Migranti verso la Francia, a Bardonecchia (Ufficio stampa Cnsas/Ansa)
Si chiamava Derman Tamimou, aveva 29 anni, arrivava dal Togo ed è morto ieri per il freddo sulle Alpi fra Italia e Francia. È la prima vittima del 2019, lungo il calvario fra quelle che sono state le montagne olimpiche e che adesso sono la cornice drammatica di tante fughe che i migranti compiono in cerca di una vita migliore. Derman è stato trovato da un camionista nella notte fra mercoledì e giovedì, quasi sepolto dalla neve sulla strada statale 94 del colle del Monginevro. Semiassiderato, è stato portato all’ospedale di Briançon dove è morto poco dopo. Nel 2018, sulla stessa strada i morti erano stati tre.
Sull’accaduto la Procura di Gap ha aperto un fascicolo per 'omicidio involontario'. Quella di Derman è la fine che rischiano in molti, lungo un percorso che in questi giorni si è fatto più complicato del solito a causa delle abbondanti nevicate e del freddo intenso soprattutto notturno. Confine travagliato quello italo-francese delle Alpi: i passaggi di migranti hanno già provocato, oltre alle morti, anche una serie di proteste e incidenti diplomatici fra Italia e Francia.
Per assistere i migranti, molte sono ormai le associazioni umanitarie attive fra i due Paesi, ma anche gli abitanti del posto che hanno adottato tutti i mezzi possibili per salvaguardare le vite di chi tenta la sorte. «Non passare di qui per andare verso la Francia, rischi la vita», è stato per esempio scritto su uno dei numerosi cartelli posti lungo i sentieri più battuti da chi vuole andare in Francia senza farsi vedere. Ignoti gli autori, ma comunque gente che sa di montagna. I cartelli, infatti, sono stati posti vicino alle indicazioni delle piste percorribili con le ciaspole e che possono trarre in inganno proprio i migranti, inesperti della zona. Quelle strade montane, infatti, possono essere percorse da chi è attrezzato e non da persone che non conoscono i sentieri, né hanno scarpe e abiti adatti.

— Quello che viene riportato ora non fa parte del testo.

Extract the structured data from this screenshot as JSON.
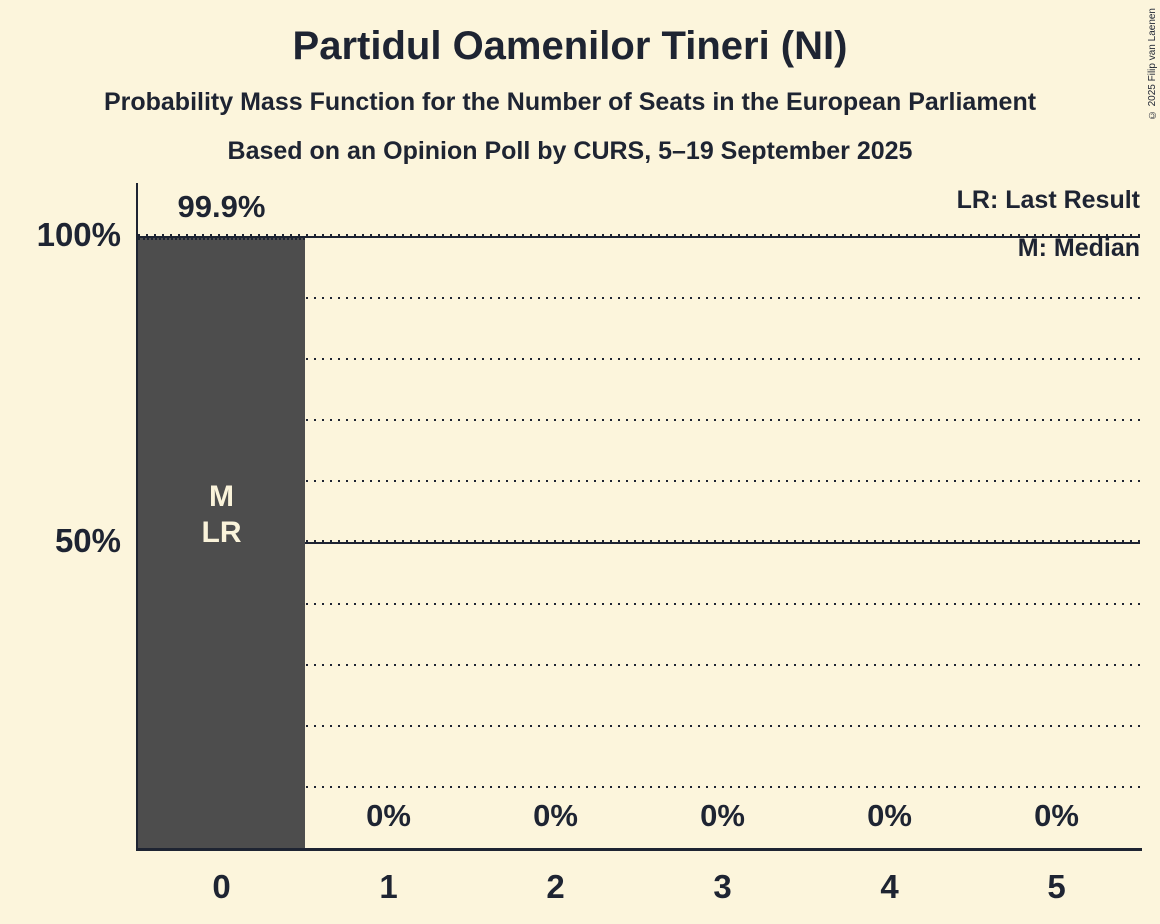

Intanto, istituzioni locali, parrocchie e associazioni sono da tempo al lavoro per realizzare iniziative per spiegare ai migranti la pericolosità dell’avventurarsi sulle montagne (soprattutto d’inverno), progetti che provano però anche ad offrire sostegno a chi viene respinto dai gendarmi francesi o comunque si rende conto che il viaggio è troppo rischioso e cerca quindi un’altra soluzione per cambiare vita.
Nel 2018 i morti su queste montagne sono stati tre. La prima vittima era stata Mathew Blessing, nigeriana, ritrovata annegata nel fiume Durance, non lontano da Briancon. La sorella e una cugina, ospiti della 'Rete Solidale', avevano accusato la polizia francese. «È scivolata scappando dalla Police National», avevano detto. Successivamente altri due corpi sono stati trovati lungo le piste più battute dai fuggitivi. Proprio in occasione di quelle morti, si erano scatenate anche le proteste di un centinaio di persone a Clavière. Ma la rabbia era cresciuta un po’ fra tutti: residenti, attivisti di varia estrazione, operatori delle associazioni umanitarie. Proprio i rapporti non facili fra chi accoglie chi scappa e la polizia francese hanno creato nel tempo più di un problema. Fino all’episodio più clamoroso. Alla fine dello scorso marzo una pattuglia di cinque gendarmi francesi aveva fatto irruzione in una sala di accoglienza per migranti nella stazione ferroviaria di Bardonecchia gestita dalla associazione Rainbow4Africa. Un episodio rapidamente diventato un vero e proprio incidente diplomatico fra Italia e Francia. Addirittura, in quel caso per far uscire i gendarmi era dovuta intervenire la polizia italiana del commissariato locale. I gendarmi, entrati nella stanza senza preavviso, avevano costretto un migrante a sottoporsi ad un test perché sospettato di spacciare droga: un’accusa risultata poi infondata. In quei giorni, si arrivò a chiedere da parte dell’Italia di espellere dei diplomatici francesi. Intanto, il freddo e il maltempo che stanno per tornare sulle Alpi, accrescono nuovamente i rischi per i disperati che scappano nella neve e al gelo.